The Arc Prize Foundation, a nonprofit co-founded with the aid of noticeable AI researcher François Chollet, declared in a blog post on Monday that it has created a new, challenging test to measure the general intelligence of main AI models.
So far, the brand new test, called ARC-AGI-2, has shuffled maximum models.
“Reasoning” AI fashions like OpenAI’s o1-pro and DeepSeek’s R1 score among 1% and 1.3% on ARC-AGI-2, in keeping with the Arc Prize leaderboard. Powerful non-functioning models which includes GPT-4.5, Claude 3.7 Sonnet, and Gemini 2.0 Flash rating around 1%.
The ARC-AGI test consist of puzzle-like issues in which an AI has to discover visual patterns from a set of different-coloured squares, and generate the ideal “solution” grid. The issues have been designed to force an AI to evolve to new issues it hasn’t seen before.
The Arc Prize Foundation had over 400 people take ARC-AGI-2 to start a human baseline. On common, “panels” of these people were given 60% of the test’s questions right — lot better than any of the models’ ratings.
a sample question from Arc-AGI-2 (credit: Arc Prize).
In a post on X, Chollet requested that ARC-AGI-2 is a better measure of an AI model’s real intelligence than the first repetition of test, ARC-AGI-1. The Arc Prize Foundation’s test are indented toward comparing whether an AI system can correctly acquire new skills outside the data it was trained on.
Chollet stated that not like ARC-AGI-1, the new test prevents AI models from depending on “brute force” — enormous computing energy — to find solutions. Chollet already acknowledged this was a major flaw of ARC-AGI-1.
To manage the primary test flaws, ARC-AGI-2 presents a brand new metric: performance. It also calls for models to demonstrate patterns on the fly instead of depending on memorization.
“Intelligence is not intendedly described via the capacity to solve up obtain high ratings,” Arc Prize Foundation co-founder Greg Kamradt wrote in a blog post submit. “The efficiency with which the ones skills are acquired and deployed is a essential, defining element. The core question being asked isn’t always just, ‘Can AI accumulate [the] skill to solve a tasks?’ but additionally, ‘At what efficiency or value?’”
ARC-AGI-1 was unbeaten for roughly 5 years till December 2024, when OpenAI launches its advanced reasoning model, o3, which outperformed all different AI models and human human performance at the evaluation. However, as we referred the time, o3’s performance gains on ARC-AGI-1 came with a hefty price tag.
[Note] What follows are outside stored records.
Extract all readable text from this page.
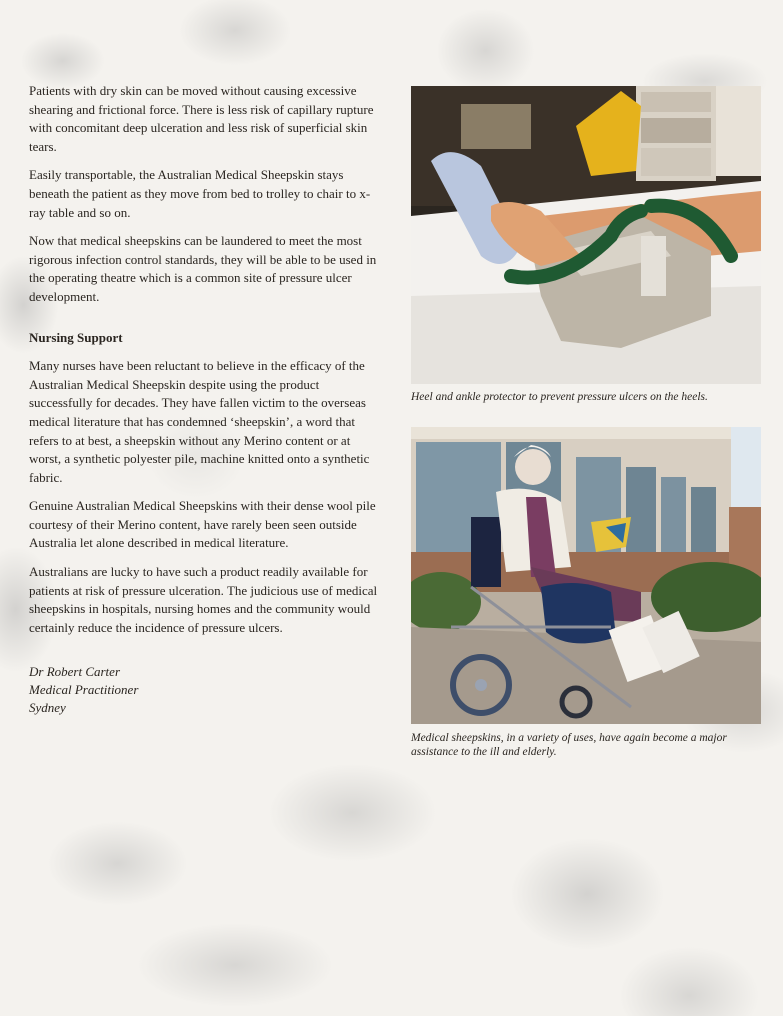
Patients with dry skin can be moved without causing excessive shearing and frictional force. There is less risk of capillary rupture with concomitant deep ulceration and less risk of superficial skin tears.

Easily transportable, the Australian Medical Sheepskin stays beneath the patient as they move from bed to trolley to chair to x-ray table and so on.

Now that medical sheepskins can be laundered to meet the most rigorous infection control standards, they will be able to be used in the operating theatre which is a common site of pressure ulcer development.

Nursing Support

Many nurses have been reluctant to believe in the efficacy of the Australian Medical Sheepskin despite using the product successfully for decades. They have fallen victim to the overseas medical literature that has condemned ‘sheepskin’, a word that refers to at best, a sheepskin without any Merino content or at worst, a synthetic polyester pile, machine knitted onto a synthetic fabric.

Genuine Australian Medical Sheepskins with their dense wool pile courtesy of their Merino content, have rarely been seen outside Australia let alone described in medical literature.

Australians are lucky to have such a product readily available for patients at risk of pressure ulceration. The judicious use of medical sheepskins in hospitals, nursing homes and the community would certainly reduce the incidence of pressure ulcers.

Dr Robert Carter
Medical Practitioner
Sydney
Heel and ankle protector to prevent pressure ulcers on the heels.
Medical sheepskins, in a variety of uses, have again become a major assistance to the ill and elderly.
The version of OpenAI’s o3 version — o3 (low) — that was first to attain new heights on ARC-AGI-1, scoring 75.7% on the test, got a measly 4% on ARC-AGI-2 the use of $200 really worth of computing power consistent with task.
Comparison of Frontier AI model performance on ARC-AGI-1 and ARC-AGI-2 (credit: Arc Prize).
Comparison of Frontier AI model performance on ARC-AGI-1 and ARC-AGI-2 (credit: Arc Prize).
The arrival of ARC-AGI-2 comes as many in the tech industry are calling for new, unsaturated benchmarks to measure AI progress. Hugging Face’s co-founder, Thomas Wolf, currently informed TechCrunch that the AI industry lacks sufficient tests to measure the key traits of so-called artificial general intelligence, which includes creativity.
Alongside the new benchmark, the Arc Prize Foundation introduced a new Arc Prize 2025 contest, challenging developers to attain 85% accuracy at the ARC-AGI-2 test while only spending $0.42 per task.